Inviato da  hornet il 21/9/2006 16:03:20
Gli angioletti Buffett & Gates:

Citazione:
Once, Blattmachr [CIA-connected ‘tax avoidance’ lawyer for the super-rich] devised a way that Bill gates, the richest man in America, could reap $200 million in profits on Microsoft stock without paying the $56 million of capital gains taxes that federal law required at the time. The plan was so lucrative that Gates would not have to pay a single dollar in tax and would even be entitled to an income tax deduction of $6 million or so. And that was just the initial plan. The concept could be applied endlessly, allowing Gates to convert billions of dollars in Microsoft stock gains into cash over the years. So long as the Internal Revenue Service did not challenge the deals, then Gates could realize unlimited capital gains without the pain of taxes.”

"The trick was in manipulating charitable trusts, a common enough device used by generous people who own an asset, such as stock or a buildling that has appreciated in value. Instead of selling the asset and investing the after-tax proceeds, an individual or a married couple can donate the asset to a charitable trust that they control. The trust sells the asset tax-free and invests the proceeds, giving the donating individual or couple a lifetime income, typically 6 percent per year. When the donors dies, what remains in the trust, typically half its value, goes to charity."

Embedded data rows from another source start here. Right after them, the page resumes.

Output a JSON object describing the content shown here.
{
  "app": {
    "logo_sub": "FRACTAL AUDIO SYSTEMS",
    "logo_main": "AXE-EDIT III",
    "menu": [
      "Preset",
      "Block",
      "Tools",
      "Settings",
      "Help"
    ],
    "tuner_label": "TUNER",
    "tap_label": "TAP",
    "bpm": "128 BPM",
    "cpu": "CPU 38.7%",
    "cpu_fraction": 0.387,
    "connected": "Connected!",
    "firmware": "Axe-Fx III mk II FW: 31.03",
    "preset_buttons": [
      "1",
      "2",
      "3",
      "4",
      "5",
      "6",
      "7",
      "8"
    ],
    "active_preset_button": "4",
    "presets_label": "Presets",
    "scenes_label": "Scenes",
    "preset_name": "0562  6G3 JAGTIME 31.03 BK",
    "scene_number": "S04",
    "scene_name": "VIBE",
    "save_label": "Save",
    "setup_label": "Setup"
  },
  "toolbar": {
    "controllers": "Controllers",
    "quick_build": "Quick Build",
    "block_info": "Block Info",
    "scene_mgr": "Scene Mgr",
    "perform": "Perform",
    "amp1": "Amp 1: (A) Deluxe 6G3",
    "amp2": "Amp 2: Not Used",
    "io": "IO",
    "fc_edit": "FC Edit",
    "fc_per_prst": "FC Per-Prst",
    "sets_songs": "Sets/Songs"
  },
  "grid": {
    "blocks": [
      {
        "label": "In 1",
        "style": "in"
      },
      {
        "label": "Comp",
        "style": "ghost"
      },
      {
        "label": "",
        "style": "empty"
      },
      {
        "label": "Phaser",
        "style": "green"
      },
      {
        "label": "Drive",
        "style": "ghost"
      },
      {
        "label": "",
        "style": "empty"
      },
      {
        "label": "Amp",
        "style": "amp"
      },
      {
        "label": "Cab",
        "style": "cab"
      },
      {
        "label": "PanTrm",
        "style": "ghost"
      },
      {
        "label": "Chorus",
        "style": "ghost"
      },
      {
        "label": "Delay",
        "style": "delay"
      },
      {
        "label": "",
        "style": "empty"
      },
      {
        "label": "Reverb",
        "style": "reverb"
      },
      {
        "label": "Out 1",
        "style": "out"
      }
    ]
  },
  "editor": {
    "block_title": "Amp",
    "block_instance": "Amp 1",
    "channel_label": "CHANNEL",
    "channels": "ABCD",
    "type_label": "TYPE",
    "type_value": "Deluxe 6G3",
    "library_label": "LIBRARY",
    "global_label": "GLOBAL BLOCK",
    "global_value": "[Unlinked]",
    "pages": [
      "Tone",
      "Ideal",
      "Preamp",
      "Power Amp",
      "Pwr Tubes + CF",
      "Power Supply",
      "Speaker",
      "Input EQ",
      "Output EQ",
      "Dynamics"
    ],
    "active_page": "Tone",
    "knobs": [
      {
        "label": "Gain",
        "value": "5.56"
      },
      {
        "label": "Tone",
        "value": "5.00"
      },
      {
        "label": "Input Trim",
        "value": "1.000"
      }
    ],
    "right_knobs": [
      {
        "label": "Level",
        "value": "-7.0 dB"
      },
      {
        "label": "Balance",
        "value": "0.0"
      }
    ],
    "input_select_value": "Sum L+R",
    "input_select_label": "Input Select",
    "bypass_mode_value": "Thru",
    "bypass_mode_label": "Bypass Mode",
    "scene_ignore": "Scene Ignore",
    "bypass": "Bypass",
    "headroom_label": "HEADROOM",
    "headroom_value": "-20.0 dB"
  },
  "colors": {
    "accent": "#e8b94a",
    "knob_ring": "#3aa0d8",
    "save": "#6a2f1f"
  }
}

"Blattmachr’s plan was to take back not 6 percent annually for life, but 80 percent per year for two years. Gates could have pocketed at least $192 million without paying any tax. Then the trust would fold and a charity would get the remaining sum, less thant $8 million. Under the plan Gates could have converted into cash more than 96 percent of gains on the Microsoft shares he donated, not the 72 percent he was entitled to after federal capital gains taxes. The charity would get less than four cents on each donated dollar. The government would collect nothing.”

“The scheme even crated a tax deduction that was enough to reduce Gate’s income taxes by about #$2 million.”

“Whether Gates took advantage of such a plan is not known for sure because the law makes individual income tax records confidential. What is known is that when Blattmachr made this route available to others, it sold like a treasure map where X marks the tax-free spot. Billions of dollars of assets poured into these short-term charitable trusts and their super-rich owners took many millions of dollars of income tax deductions that further cut into the flow of revenue to the government.”

“So facile is Blattmachr’s mind that from those 1994 rules he divined a new route to tax-free gains…..known in taxspeak as ‘son of accelerated charitable remainder trust.”


pp. 7-8 of “Perfectly Legal: The covert campaign to rig our tax system to benefit the super rich—and cheat everybody else” by David Cay Johnston, 2003.